This is a knock off of a dish served at a local restaurant called Domenica. Even my non-cauliflower eating hubby ate this one.

To make this #dinnerdoneby9am I boil the cauliflower and whip the feta in the morning, refrigerate all day, then bake just prior to serving.


-2.5 cups white wine
-1/3 cup olive oil
-1/4 cup salt
-4 Tbsp lemon juice
-2 Tbsp butter
-1 Tbsp sugar
-1 tsp red pepper flakes
-1 bay leaf
-1 head cauliflower, outer leaves removed

Whipped Feta
-1/2 cup feta cheese
-2 Tbsp olive oil
-1 Tbsp lemon juice
-1/4 tsp salt

In a medium large pot combine wine through bay leaf with 8 cups of water and bring to a boil. Add cauliflower, reduce heat and simmer 15 minutes, turning every 5 minutes to ensure even cooking. Remove cauliflower from liquid using a slotted spoon and drain on a kitchen towel.
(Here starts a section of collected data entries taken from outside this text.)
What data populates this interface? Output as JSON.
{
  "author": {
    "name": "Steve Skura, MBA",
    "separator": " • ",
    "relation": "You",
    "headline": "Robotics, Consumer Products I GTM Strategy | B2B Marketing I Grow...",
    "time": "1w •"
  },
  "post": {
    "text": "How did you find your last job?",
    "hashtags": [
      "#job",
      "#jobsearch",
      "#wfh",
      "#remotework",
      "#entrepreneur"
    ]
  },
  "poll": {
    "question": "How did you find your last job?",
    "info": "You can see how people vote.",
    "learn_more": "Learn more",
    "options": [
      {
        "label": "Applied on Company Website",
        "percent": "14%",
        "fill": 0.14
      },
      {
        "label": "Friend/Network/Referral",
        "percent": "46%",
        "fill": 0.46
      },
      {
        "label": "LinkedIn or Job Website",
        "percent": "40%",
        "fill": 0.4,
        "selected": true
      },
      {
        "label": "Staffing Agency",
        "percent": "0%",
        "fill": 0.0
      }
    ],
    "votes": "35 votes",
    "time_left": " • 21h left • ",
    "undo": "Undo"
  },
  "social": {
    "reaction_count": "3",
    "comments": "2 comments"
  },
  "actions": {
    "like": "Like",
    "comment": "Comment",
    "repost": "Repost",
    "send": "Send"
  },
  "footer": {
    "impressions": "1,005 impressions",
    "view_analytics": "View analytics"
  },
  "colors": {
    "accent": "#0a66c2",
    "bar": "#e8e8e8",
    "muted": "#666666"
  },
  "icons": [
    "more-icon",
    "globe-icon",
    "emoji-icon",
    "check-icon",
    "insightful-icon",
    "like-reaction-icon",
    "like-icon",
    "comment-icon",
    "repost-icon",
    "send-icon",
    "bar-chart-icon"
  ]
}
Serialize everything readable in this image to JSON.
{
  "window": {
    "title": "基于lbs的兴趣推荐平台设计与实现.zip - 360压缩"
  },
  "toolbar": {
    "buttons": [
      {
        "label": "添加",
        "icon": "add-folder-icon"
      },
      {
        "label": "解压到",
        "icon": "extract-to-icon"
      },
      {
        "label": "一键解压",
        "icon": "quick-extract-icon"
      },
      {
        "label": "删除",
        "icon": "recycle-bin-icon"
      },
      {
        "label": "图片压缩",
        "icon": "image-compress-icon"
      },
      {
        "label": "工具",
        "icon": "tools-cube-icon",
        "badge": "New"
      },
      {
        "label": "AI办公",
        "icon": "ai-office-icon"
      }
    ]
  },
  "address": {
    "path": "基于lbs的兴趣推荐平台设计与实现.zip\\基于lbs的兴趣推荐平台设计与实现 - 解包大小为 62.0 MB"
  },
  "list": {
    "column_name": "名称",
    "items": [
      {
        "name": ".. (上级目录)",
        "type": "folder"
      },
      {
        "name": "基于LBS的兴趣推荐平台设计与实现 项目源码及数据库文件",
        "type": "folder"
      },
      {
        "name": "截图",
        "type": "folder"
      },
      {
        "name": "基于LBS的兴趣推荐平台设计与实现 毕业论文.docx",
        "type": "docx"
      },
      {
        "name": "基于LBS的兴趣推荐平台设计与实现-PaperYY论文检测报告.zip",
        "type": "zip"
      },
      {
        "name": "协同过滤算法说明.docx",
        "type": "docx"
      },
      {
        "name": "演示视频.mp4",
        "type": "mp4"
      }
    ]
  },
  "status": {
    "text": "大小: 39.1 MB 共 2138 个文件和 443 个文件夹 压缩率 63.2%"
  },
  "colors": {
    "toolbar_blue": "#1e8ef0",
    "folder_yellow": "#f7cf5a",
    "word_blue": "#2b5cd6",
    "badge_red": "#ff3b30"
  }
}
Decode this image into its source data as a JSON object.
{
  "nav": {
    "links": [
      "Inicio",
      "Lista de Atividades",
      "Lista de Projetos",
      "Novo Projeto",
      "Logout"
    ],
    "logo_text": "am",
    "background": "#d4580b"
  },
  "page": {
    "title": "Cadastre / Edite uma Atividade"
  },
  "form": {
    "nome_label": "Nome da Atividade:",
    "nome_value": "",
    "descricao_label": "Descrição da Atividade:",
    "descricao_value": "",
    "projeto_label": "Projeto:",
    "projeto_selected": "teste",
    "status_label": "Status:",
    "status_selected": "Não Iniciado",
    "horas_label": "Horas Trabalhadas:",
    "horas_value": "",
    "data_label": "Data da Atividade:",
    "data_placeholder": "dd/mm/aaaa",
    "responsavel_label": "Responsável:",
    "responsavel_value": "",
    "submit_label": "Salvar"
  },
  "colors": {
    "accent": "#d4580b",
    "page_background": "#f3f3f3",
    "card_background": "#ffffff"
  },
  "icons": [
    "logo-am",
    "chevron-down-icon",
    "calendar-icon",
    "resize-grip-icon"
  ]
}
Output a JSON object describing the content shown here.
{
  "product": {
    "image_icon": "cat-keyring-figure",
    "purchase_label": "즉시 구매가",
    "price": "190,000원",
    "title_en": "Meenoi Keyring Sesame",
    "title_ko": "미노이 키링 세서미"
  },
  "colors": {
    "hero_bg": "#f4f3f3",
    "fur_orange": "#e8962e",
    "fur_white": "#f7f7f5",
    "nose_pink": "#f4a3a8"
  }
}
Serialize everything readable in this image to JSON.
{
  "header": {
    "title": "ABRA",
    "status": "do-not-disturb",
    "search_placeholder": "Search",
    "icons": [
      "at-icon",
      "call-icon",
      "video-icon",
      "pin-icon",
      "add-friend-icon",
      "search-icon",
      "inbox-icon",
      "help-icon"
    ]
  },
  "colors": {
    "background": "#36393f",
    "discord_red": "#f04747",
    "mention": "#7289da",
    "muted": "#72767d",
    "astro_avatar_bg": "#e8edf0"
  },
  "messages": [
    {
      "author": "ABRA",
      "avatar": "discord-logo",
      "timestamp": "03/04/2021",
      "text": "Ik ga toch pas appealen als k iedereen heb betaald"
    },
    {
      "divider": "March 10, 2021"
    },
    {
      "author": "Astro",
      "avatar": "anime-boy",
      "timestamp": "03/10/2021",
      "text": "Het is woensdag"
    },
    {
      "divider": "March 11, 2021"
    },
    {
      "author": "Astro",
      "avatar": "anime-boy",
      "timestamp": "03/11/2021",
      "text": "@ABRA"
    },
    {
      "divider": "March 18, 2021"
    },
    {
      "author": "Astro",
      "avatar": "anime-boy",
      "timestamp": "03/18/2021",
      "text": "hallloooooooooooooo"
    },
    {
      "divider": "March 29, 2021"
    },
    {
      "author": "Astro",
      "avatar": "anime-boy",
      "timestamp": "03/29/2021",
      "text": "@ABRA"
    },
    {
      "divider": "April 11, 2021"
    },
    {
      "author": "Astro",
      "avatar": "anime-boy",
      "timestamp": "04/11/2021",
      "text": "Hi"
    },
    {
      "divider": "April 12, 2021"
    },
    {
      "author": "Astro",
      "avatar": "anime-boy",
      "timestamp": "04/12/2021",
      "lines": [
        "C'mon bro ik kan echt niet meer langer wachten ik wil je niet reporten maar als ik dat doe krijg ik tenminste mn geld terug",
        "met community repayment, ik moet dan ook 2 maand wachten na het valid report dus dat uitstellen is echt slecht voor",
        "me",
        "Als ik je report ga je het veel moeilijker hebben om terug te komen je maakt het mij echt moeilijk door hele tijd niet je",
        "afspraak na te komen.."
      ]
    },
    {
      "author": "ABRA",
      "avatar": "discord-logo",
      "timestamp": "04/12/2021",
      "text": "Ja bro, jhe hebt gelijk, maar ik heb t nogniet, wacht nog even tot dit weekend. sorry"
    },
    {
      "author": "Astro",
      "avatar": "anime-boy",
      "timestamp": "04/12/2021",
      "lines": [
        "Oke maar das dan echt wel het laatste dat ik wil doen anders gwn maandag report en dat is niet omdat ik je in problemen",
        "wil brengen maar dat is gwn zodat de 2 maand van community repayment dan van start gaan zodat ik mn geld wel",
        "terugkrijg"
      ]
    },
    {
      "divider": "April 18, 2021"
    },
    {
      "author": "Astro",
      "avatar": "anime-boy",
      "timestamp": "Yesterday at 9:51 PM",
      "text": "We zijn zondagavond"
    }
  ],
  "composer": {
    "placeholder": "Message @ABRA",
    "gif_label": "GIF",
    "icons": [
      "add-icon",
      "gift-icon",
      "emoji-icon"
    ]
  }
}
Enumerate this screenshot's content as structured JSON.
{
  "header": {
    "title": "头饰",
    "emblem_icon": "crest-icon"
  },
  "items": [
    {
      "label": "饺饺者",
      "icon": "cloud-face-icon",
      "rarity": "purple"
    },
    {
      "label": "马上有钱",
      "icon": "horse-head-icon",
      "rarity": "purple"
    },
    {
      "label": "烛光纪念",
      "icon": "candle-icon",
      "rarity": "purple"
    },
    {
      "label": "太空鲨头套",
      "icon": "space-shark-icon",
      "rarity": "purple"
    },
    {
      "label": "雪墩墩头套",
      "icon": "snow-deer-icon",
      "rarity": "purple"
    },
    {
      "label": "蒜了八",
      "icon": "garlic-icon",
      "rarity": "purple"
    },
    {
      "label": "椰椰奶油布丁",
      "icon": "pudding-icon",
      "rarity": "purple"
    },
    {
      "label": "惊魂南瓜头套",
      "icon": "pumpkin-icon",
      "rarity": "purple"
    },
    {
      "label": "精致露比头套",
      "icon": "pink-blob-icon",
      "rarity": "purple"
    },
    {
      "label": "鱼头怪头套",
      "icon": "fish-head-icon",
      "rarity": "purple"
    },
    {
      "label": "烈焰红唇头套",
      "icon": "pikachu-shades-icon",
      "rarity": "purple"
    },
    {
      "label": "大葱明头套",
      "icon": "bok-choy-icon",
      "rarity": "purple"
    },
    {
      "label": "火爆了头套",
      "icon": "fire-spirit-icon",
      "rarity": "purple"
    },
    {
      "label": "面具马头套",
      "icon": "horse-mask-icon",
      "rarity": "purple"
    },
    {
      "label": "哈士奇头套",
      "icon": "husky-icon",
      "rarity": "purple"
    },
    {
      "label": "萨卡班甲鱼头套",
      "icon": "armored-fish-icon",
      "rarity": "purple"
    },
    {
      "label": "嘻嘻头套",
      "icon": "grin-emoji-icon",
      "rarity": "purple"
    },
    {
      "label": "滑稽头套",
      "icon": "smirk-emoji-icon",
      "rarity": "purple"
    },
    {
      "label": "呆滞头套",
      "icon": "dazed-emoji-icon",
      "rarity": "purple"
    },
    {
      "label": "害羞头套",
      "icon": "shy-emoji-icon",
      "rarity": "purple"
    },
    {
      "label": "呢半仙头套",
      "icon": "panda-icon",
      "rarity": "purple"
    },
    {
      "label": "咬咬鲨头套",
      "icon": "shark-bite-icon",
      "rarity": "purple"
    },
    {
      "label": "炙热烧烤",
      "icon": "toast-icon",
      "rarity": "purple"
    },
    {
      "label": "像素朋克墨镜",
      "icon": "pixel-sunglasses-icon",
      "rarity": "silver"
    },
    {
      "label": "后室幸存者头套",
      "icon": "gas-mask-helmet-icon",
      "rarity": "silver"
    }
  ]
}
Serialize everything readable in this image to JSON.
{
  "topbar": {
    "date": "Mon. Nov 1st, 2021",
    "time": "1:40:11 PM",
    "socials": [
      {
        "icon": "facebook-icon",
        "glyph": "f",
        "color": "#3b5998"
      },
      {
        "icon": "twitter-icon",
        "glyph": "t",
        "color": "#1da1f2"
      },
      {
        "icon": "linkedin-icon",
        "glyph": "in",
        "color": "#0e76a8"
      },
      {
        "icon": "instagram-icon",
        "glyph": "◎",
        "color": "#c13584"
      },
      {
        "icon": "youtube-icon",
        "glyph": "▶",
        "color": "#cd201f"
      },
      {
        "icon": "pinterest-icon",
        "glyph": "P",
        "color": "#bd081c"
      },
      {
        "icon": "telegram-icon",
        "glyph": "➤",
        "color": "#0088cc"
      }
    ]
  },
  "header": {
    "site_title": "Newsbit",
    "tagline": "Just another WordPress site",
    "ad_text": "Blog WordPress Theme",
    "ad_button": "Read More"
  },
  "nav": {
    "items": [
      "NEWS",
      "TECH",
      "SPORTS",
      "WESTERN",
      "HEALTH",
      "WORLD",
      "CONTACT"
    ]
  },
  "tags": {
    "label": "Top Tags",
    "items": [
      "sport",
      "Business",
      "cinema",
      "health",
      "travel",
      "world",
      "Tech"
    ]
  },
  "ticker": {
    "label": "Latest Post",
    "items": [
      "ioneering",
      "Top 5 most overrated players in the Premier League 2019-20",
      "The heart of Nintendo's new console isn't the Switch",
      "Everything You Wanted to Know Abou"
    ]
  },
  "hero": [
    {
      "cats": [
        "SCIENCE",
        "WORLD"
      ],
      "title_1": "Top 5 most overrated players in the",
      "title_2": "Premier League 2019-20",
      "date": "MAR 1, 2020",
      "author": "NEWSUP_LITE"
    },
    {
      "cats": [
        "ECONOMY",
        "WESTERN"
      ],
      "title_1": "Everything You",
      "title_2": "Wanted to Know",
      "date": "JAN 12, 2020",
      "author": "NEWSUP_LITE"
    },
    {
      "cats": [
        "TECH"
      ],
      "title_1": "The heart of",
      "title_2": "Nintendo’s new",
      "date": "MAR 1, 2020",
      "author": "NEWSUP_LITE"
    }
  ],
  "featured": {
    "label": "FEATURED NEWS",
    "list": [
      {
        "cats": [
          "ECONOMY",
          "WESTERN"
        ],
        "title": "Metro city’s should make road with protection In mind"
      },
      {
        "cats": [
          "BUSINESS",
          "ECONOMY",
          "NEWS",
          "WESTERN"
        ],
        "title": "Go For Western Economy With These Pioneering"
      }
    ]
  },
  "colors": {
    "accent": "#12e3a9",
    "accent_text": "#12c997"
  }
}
Roast cauliflower at 475 for 30 minutes, or until it is browned all over.

While cauliflower is cooking combine feta, olive oil, lemon juice and salt in a food processor. Process until smooth. Refrigerate until cauliflower is done.

Once cauliflower is done, remove from oven and serve with feta on the side for spreading.